Even thought the Eureka Stockade is supposed to be one of those events ‘everyone’ learns about at school, I must admit that I learned very little about it during my 12 years of schooling. Maybe it’s a Queensland thing. So, I approached The Forgotten Rebels of Eureka with just a little bit of background knowledge – which turned out to be a great way to appreciate this history.

Claire Wright has compiled a vast and impressive history of the situation around and events leading up to the Eureka Stockade. She (successfully) challenges the long held myth that the gold fields were a ‘place of men’, introducing us instead to the many women and families who lived around the gold fields of Victoria- as diggers, shop keepers, theatre owners and writers.
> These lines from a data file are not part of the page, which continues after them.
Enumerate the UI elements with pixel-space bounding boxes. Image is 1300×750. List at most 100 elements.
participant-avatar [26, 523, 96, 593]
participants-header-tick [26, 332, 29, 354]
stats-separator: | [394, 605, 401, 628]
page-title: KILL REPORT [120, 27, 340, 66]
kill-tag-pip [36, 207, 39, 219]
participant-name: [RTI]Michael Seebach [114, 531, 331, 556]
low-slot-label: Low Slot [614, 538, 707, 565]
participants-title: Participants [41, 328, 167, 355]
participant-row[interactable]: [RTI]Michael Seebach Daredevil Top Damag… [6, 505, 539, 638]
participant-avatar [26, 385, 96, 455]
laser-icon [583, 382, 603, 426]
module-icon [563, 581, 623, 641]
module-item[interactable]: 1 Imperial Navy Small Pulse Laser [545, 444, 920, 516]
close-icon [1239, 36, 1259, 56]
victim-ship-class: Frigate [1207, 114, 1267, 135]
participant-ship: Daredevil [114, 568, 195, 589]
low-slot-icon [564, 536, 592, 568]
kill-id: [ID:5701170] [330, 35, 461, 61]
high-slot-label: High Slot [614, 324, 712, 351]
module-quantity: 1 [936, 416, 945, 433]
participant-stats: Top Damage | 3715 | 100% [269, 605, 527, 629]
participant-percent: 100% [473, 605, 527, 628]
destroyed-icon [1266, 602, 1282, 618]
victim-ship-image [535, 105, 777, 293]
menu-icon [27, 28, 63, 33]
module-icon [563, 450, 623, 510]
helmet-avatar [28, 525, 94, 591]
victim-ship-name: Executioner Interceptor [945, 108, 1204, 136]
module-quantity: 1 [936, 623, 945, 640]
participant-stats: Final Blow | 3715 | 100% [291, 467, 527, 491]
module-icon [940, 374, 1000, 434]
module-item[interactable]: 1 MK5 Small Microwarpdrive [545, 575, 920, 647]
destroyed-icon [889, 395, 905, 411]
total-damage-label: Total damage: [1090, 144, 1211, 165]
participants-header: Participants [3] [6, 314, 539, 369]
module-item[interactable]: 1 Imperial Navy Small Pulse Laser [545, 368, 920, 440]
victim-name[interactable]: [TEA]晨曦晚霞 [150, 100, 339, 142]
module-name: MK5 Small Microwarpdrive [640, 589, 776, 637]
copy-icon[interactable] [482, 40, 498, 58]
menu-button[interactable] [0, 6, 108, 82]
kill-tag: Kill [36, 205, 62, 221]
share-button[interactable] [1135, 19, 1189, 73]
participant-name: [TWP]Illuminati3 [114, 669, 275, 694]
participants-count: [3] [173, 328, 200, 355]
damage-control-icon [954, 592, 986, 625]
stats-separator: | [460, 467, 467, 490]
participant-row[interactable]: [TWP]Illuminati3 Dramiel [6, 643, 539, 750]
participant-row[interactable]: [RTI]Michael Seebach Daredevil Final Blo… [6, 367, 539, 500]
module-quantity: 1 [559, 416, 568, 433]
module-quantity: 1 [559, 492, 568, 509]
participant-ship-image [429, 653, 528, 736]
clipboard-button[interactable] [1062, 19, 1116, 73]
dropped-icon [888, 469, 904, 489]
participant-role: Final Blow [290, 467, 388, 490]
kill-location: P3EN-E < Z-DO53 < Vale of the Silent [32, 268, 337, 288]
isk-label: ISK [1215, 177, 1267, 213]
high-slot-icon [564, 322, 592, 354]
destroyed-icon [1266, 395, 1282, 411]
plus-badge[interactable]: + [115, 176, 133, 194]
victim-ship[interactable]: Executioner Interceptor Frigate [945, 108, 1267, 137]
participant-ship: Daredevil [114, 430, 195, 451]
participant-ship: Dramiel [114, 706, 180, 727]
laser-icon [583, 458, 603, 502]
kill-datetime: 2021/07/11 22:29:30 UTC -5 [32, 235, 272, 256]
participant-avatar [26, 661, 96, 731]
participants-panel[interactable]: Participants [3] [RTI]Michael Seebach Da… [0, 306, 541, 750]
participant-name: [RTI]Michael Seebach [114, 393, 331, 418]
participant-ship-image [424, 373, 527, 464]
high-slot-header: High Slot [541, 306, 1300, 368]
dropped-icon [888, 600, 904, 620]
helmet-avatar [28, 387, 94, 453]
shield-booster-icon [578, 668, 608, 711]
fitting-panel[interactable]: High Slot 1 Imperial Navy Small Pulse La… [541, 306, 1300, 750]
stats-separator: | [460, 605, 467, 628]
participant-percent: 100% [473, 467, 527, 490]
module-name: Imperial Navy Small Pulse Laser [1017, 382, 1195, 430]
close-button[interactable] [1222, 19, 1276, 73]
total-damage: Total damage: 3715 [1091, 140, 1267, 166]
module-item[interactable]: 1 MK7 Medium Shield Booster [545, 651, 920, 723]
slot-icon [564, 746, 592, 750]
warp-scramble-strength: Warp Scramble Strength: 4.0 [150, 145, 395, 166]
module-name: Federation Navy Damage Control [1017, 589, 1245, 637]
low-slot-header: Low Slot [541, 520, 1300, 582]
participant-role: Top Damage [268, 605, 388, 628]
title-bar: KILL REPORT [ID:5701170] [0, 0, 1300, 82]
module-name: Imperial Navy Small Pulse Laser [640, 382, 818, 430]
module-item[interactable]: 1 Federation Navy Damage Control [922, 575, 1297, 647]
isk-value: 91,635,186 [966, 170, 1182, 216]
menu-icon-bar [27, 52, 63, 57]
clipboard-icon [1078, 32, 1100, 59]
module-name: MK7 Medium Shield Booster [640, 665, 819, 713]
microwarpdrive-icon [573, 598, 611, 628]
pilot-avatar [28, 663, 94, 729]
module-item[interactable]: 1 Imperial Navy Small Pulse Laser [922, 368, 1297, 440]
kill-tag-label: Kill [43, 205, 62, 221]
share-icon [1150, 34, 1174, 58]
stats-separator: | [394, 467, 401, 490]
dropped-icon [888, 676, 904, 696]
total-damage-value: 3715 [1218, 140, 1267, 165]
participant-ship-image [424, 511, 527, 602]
The social history – often including primary sources written by women – of the time is particularly interesting. For so many this was a time of change, with women taking more freedoms than they’d ever had before – freedom from far away families and social expectations, freedom to make money as shop keepers, freedom to take part in the emerging political atmosphere.

With this background, Wright brings us through the chaotic chain of events leading to the Eureka Stockade, showing us that women were there – not just as wives – but as agitators, financial supporters and spies. At times there feels like the point is laboured a bit (the ovulation speculation feels a little out of place) but it is incredibly clear that Eureka is not the ‘men’s story’ so often repeated – that women were both there and vital to the events.

This history is the culmination of 10 years odd work, and it really is impressive. It is strongest when we follow individual women and their circumstances at the goldfields. At times the author moves from a historical/academic style language to a current affairs tone – which pulled me out of the narrative a bit – but the book as a whole is an amazing piece of work and a valuable edition to Australia’s history.